[I've been
reading]
Between Silk and Cyanide

This book has been called one of the last great war memoirs. It is a first hand account of Mark’s time working for the British Intelligence code bureau as a code cracker. This was back in the days when they still employed teams of young women to try to crack codes by brute force methods and Marks would often explain how they would only get an agent’s missent code cracked after 2,000 or 3,000 tries. The advent of computers into the world of math and science has rendered most of the practices in this book quaintly obsolete which is one of the reasons it makes such good reading. Another reason is that Marks’s father is the Marks who owned 84 Charing Cross Road, a famous British bookstore and peppers his text with anecdotes about that well-loved landmark.

As in many war memoirs, Marks is the hero of all of his stories and paints himself to be quite the character.
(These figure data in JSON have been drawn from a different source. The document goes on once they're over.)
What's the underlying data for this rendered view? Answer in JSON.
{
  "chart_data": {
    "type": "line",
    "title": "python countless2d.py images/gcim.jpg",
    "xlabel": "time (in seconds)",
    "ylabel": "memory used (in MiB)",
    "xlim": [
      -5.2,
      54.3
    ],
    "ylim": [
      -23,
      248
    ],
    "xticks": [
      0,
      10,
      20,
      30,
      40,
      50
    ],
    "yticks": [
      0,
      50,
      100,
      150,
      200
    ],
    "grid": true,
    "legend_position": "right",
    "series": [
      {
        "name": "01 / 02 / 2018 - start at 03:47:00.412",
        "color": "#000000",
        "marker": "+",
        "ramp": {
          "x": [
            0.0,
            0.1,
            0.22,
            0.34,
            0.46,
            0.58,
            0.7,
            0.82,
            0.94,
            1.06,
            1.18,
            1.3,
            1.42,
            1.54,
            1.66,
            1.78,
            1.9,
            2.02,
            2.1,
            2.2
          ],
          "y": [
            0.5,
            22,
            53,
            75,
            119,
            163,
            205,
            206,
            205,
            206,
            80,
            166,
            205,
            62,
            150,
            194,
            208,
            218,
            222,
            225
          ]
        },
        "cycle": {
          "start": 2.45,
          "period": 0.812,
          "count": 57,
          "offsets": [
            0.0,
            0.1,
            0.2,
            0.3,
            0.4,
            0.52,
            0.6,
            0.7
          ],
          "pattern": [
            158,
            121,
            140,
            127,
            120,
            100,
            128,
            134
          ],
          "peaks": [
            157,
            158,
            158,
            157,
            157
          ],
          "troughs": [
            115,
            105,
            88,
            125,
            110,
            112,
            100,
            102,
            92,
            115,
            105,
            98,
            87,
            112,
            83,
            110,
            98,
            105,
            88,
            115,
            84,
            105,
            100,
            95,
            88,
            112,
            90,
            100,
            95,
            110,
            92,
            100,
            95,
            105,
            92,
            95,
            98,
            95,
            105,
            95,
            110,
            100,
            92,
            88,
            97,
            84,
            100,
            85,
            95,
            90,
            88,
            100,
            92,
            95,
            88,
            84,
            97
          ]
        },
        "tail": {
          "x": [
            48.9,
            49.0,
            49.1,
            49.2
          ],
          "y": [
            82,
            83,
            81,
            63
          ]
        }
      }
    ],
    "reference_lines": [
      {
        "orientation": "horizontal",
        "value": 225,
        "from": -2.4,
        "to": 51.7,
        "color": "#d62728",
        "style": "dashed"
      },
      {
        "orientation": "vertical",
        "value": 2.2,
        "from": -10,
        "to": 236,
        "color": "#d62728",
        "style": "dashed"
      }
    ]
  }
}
Each chapter shows him going up against the military higher-ups who he is sure will fire him but he always remains employed and victorious. He is the codemaster responsible for the troops using silk code sheets [easily hidden, easily destroyed] to encode their agents' messages towards the end of the war. If I had one objection to this bok, it would be that looking at WWII -- an event of unspeakable horror for many members of my family as well as the families of others -- through the eyes of a desk-jockey, can be a bit off-putting. You see people making understandable mistakes, but ones that endanged the lives of others who are on the front lines and you wince over and over again.